Brésil, Brésils

Desde o momento em que soube que o ano de 2005 seria o Ano do Brasil na França, em fevereiro de 2003, comecei a imaginar um projeto em torno da música na época da Missão Artística Francesa, que chegou em 1816 ao Brasil.

A corte de D. João VI estava bem servida por músicos do quilate de José Maurício Nunes Garcia e Marcos Portugal, quando aqui chega, logo após a Missão Artística, o austríaco Sigismund von Neukomm (1778 – 1858). Aluno predileto de Haydn, Neukomm residiu no Brasil entre 1816 a 1821, período durante o qual compôs 45 obras, e foi professor de música do príncipe Dom Pedro e do autor do hino nacional, Francisco Manoel da Silva. Sua importância para a nossa música é capital: foi o primeiro a se utilizar de gêneros populares brasileiros, como a modinha e o lundu, em suas obras. Foi também quem harmonizou e fêz imprimir em Paris o álbum de modinhas brasileiras, da autoria do mestiço Joaquim Manoel da Câmara, o mais famoso virtuose do cavaquinho do início do século XIX.

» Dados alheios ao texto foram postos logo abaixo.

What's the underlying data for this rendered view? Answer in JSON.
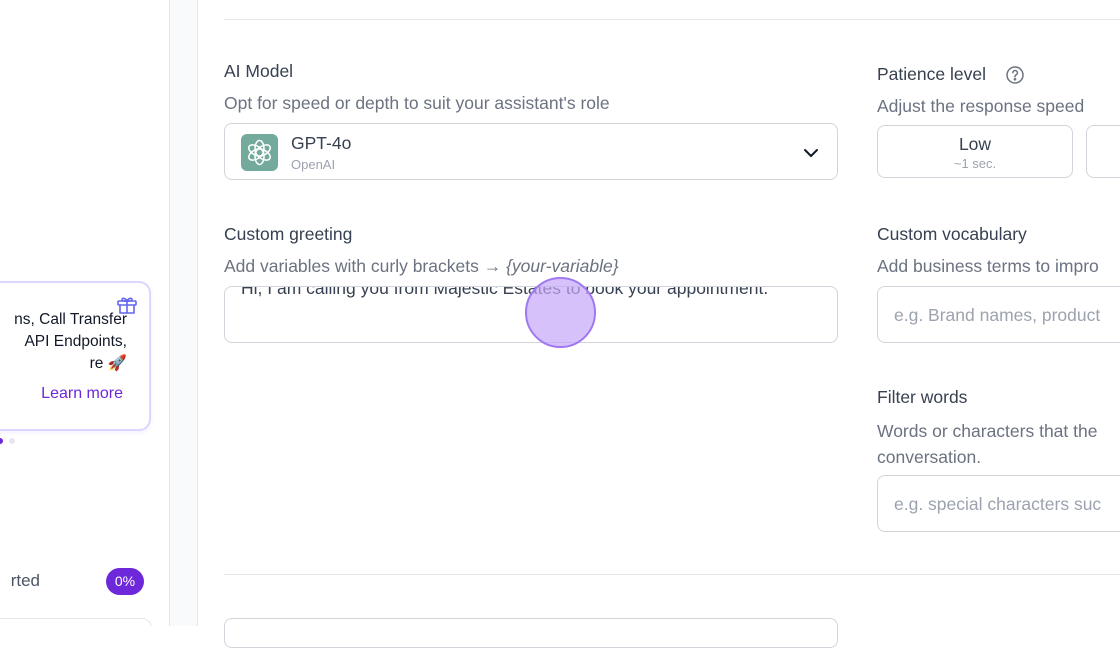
{
  "sidebar": {
    "promo": {
      "lines": [
        "ns, Call Transfer",
        "API Endpoints,",
        "re 🚀"
      ],
      "learn_more": "Learn more"
    },
    "getting_started": "rted",
    "progress_badge": "0%"
  },
  "ai_model": {
    "label": "AI Model",
    "description": "Opt for speed or depth to suit your assistant's role",
    "selected_model": "GPT-4o",
    "selected_provider": "OpenAI"
  },
  "custom_greeting": {
    "label": "Custom greeting",
    "description_prefix": "Add variables with curly brackets → ",
    "description_var": "{your-variable}",
    "value": "Hi, I am calling you from Majestic Estates to book your appointment."
  },
  "patience": {
    "label": "Patience level",
    "description": "Adjust the response speed",
    "options": [
      {
        "title": "Low",
        "sub": "~1 sec."
      }
    ]
  },
  "custom_vocabulary": {
    "label": "Custom vocabulary",
    "description": "Add business terms to impro",
    "placeholder": "e.g. Brand names, product"
  },
  "filter_words": {
    "label": "Filter words",
    "description": "Words or characters that the conversation.",
    "placeholder": "e.g. special characters suc"
  },
  "colors": {
    "accent": "#6d28d9",
    "accent_light": "#ddd6fe",
    "openai_green": "#74aa9c"
  },
  "icons": [
    "gift-icon",
    "openai-logo-icon",
    "chevron-down-icon",
    "help-circle-icon"
  ]
}
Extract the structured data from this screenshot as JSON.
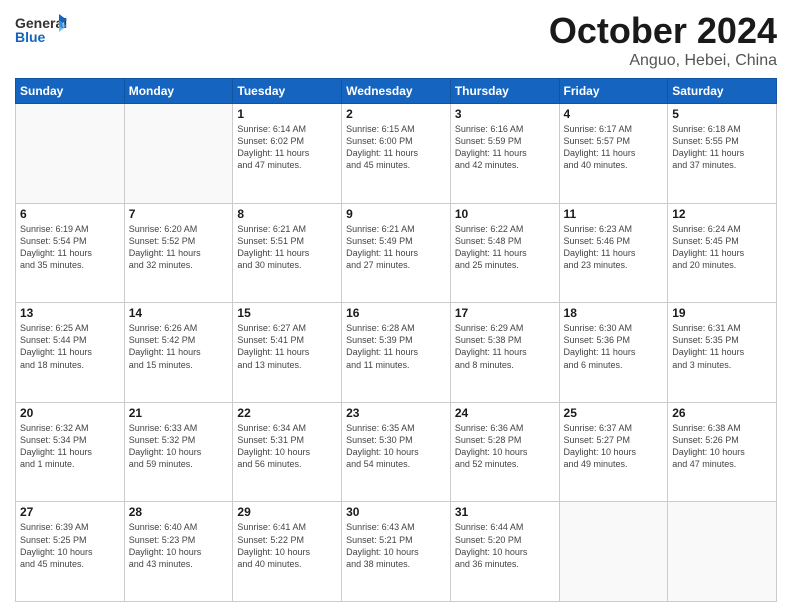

A presença de Neukomm no Brasil foi estudada por todos os nossos grandes musicólogos, desde Mozart de Araújo, passando por Luiz Heitor Correa de Azevedo e chegando ao querido José Maria Neves, que foi quem me colocou na pista do compositor.

Pouco antes de falecer, José Maria deixou-me uma cópia do catálogo completo das obras de Neukomm em que estava trabalhando. Guiada por esse trabalho, iniciei uma longa pesquisa na Biblioteca Nacional da França, onde se encontram a maior parte dos manuscritos. Deparei-me com obras de grande qualidade artística, o que me entusiasmou ainda mais.

Dei notícias de minhas descobertas a algumas pessoas ligadas à realização do ano do Brasil na França, principalmente ao chefe da delegação francesa, Jean Gautier, e a seu grande amigo no Brasil, Romaric Sulger-Buel. Ao mesmo tempo, tratei de interessar Alain Pacquier, diretor do Centro Internacional dos Caminhos do Barroco, responsável pelo lançamento na França dos CDs Missa Pastoril – Nunes Garcia e Música Sacra do Brasil – Vox Brasiliensis, dos quais participei. A minha colaboração com Pacquier datava da época das comemorações dos 500 anos do Brasil, quando participei da programação dos concertos de música colonial brasileira na exposição sobre o Brasil Barroco no Petit Palais.

Consegui transmitir a esses importantes parceiros o entusiasmo pela idéia do projeto, que envolve a música que Neukomm escreveu no Brasil e também dos músicos com que aqui conviveu e que muito admirou - Joaquim Manoel da Câmara, de quem transcreveu as modinhas, e José Maurício Nunes Garcia, sobre quem escreveu: “De minha parte, considero uma obrigação utilizar a oportunidade para tornar esse homem conhecido em nosso meio cultural europeu…”

Inspirada pelo titulo de uma das peças que Neukomm aqui compôs em torno de um lundu e também pela amizade que nutria por Nunes Garcia, intitulamos o projeto de O Amor Brazileiro, assim mesmo, com “z”, como no manuscrito autógrafo da obra.

O projeto O Amor Brazileiro foi encampado por Alain Pacquier, que dele fez o tema do 5º Mês Nacional do Barroco Latino-americano, que acontecerá em novembro e dezembro por 30 cidades de todas as regiões da França. Ainda no âmbito do projeto, estão sendo gravados 3 CDs, consagrados à música de Nunes Garcia/Neukomm, a serem lançados em outubro pelo selo K. 617, distribuído mundialmente pela Harmonia Mundi.